Bergamo’s beautiful Civic Library (Biblioteca Civica Angelo Mai), in Piazza Vecchia in the upper town, is one of only a few places to be graced by a finely-crafted globe of the world made by Vincenzo Coronelli.
|The elegant Biblioteca Civica Angelo Mai|
in Piazza Vecchia
The Franciscan friar, who was also a celebrated cartographer and globe maker, was born on this day in 1650 in Venice.
He became famous for making terrestrial and celestial globes for the Duke of Parma and Louis XIV of France.
This started a demand for globes from other aristocratic clients to adorn their libraries and a few of Coronelli’s creations are still in existence today in private collections.
Coronelli was the fifth child of a Venetian tailor and was accepted as a novice by the Franciscans when he was 15.
He was later sent to a college in Rome where he studied theology and astronomy.
He began working as a geographer and was commissioned to produce a set of globes for Ranuccio II Farnese, the Duke of Parma. Each finely crafted globe was five feet in diameter.
After one of Louis XIV’s advisers saw the globes, Coronelli was invited to Paris to make a pair of globes for the French King.
The large globes displayed the latest information that had been obtained by French explorers in north America.
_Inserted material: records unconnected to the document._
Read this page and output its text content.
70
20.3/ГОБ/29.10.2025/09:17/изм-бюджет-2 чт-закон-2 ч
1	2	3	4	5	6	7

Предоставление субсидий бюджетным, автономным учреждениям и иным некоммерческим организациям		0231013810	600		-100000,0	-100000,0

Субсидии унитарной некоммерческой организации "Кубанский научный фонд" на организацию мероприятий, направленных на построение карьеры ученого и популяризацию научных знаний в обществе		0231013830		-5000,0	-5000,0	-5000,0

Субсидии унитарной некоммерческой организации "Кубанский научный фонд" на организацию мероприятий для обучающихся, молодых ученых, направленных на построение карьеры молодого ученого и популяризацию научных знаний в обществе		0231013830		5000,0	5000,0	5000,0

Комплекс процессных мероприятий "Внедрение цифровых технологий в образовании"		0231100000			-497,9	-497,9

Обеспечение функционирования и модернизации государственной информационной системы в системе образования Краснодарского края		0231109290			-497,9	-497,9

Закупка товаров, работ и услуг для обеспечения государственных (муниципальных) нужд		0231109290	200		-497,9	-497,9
They are now in the Francois Mitterand national library in Paris.
Coronelli died at the age of 68 in Venice having created hundreds of maps and some precious hand-made globes during his lifetime.
Original globes made by Coronelli can be seen in the Biblioteca Marciana in Venice and the Angelo Mai Civic library in Bergamo.
|The globes in the library, photographed by Visit Bergamo|
The Civic Library (Biblioteca Civica) Angelo Mai, where Coronelli’s globes are displayed, is at the centre of Bergamo’s upper town. Also referred to as Palazzo Nuovo, the library was founded in 1768 and houses more than 700,000 books, original manuscripts and scrolls.
It is believed that the two Coronelli globes came to Bergamo in 1692 after being purchased in Venice for the library of the Sant’Agostino monastery.
In 1797 when the monastery was suppressed the globes were in danger of being seized by French troops but they were hidden by a Bergamo nobleman in his home and later donated to the Civic Library by his son.